Historian of 1199 Wins 2014 Hillman Foundation Award

May 14, 2014

Leon Fink who, together with co-author Brian Greenberg, wrote Upheaval in the Quiet Zone: 1199SEIU and the Politics of Healthcare Unionism, is this year’s recipient of the Sidney Hillman Foundation Labor Historian award.



The Foundation, named for the founder of the Amalgamated Clothing Workers Union, honors contributors to the daily, periodical, and labor press, as well as authors and broadcasters.



University of Illinois at Chicago Professor Emeritus Fink, a specialist in the modern American labor movement, immigration history, and the Gilded Age and Progressive Era, was honored May 6 during the foundation’s annual dinner and ceremony in New York City.

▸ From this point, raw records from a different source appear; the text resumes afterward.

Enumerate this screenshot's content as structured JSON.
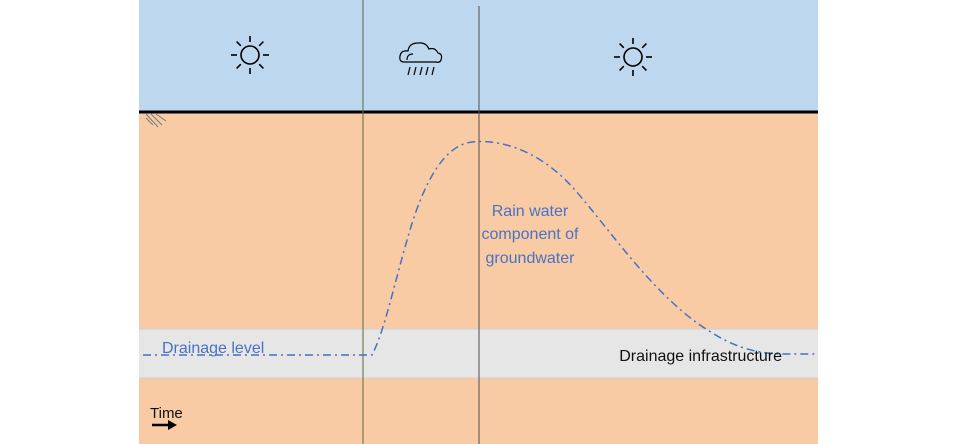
{
  "colors": {
    "sky": "#bdd7ee",
    "soil": "#f8cba5",
    "drainage_band": "#e6e6e6",
    "curve": "#4472c4",
    "ground_line": "#000000",
    "divider": "#5b6b3c"
  },
  "icons": [
    "sun-icon",
    "rain-cloud-icon",
    "sun-icon"
  ],
  "labels": {
    "drainage_level": "Drainage level",
    "drainage_infrastructure": "Drainage infrastructure",
    "rain_component_line1": "Rain water",
    "rain_component_line2": "component of",
    "rain_component_line3": "groundwater",
    "time": "Time"
  }
}
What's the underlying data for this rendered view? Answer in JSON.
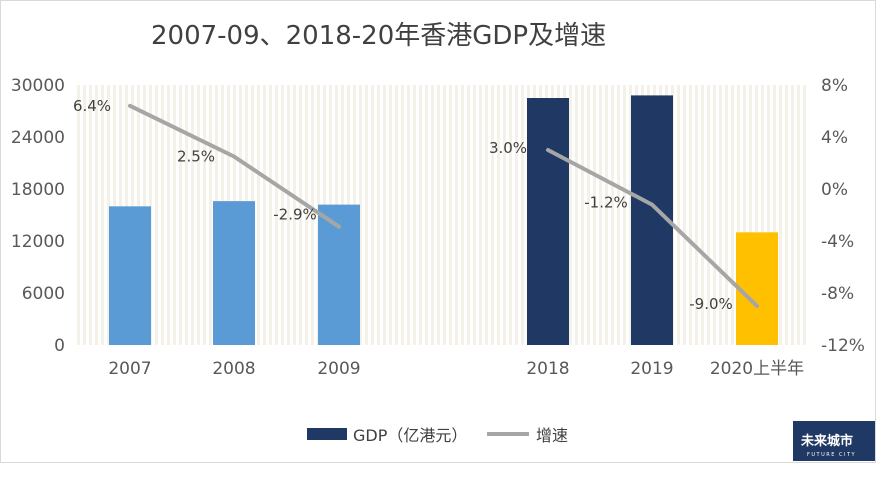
{
  "chart_data": {
    "type": "bar",
    "title": "2007-09、2018-20年香港GDP及增速",
    "categories": [
      "2007",
      "2008",
      "2009",
      "",
      "2018",
      "2019",
      "2020上半年"
    ],
    "series": [
      {
        "name": "GDP（亿港元）",
        "kind": "bar",
        "axis": "left",
        "values": [
          16000,
          16600,
          16200,
          null,
          28500,
          28800,
          13000
        ],
        "colors": [
          "#5b9bd5",
          "#5b9bd5",
          "#5b9bd5",
          null,
          "#203864",
          "#203864",
          "#ffc000"
        ]
      },
      {
        "name": "增速",
        "kind": "line",
        "axis": "right",
        "values": [
          6.4,
          2.5,
          -2.9,
          null,
          3.0,
          -1.2,
          -9.0
        ],
        "labels": [
          "6.4%",
          "2.5%",
          "-2.9%",
          null,
          "3.0%",
          "-1.2%",
          "-9.0%"
        ],
        "color": "#a6a6a6"
      }
    ],
    "y_left": {
      "ylim": [
        0,
        30000
      ],
      "ticks": [
        "0",
        "6000",
        "12000",
        "18000",
        "24000",
        "30000"
      ]
    },
    "y_right": {
      "ylim": [
        -12,
        8
      ],
      "ticks": [
        "-12%",
        "-8%",
        "-4%",
        "0%",
        "4%",
        "8%"
      ]
    },
    "legend_position": "bottom",
    "grid": false,
    "background": "vertical light stripes"
  },
  "logo": {
    "main": "未来城市",
    "sub": "FUTURE CITY"
  }
}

Fink has written, co-authored, or co-edited nine books, in addition to Upheaval in the Quiet Zone, including his most recent publications, “Workers in Hard Times: A Long View of Economic Crises” (2014); “Sweatshops at Sea: Merchant Seamen in the World’s First Globalized Industry, from 1812 to the Present” (2011); and “Workers Across the Americas: The Transnational Turn in Labor History” (2011). He has also been involved with national efforts to link public history and K-12 history education.



Fink is founding editor of the quarterly journal Labor: Studies in Working-Class History of the Americas. At UIC he established a doctoral concentration in the history of work, race and gender in the urban world.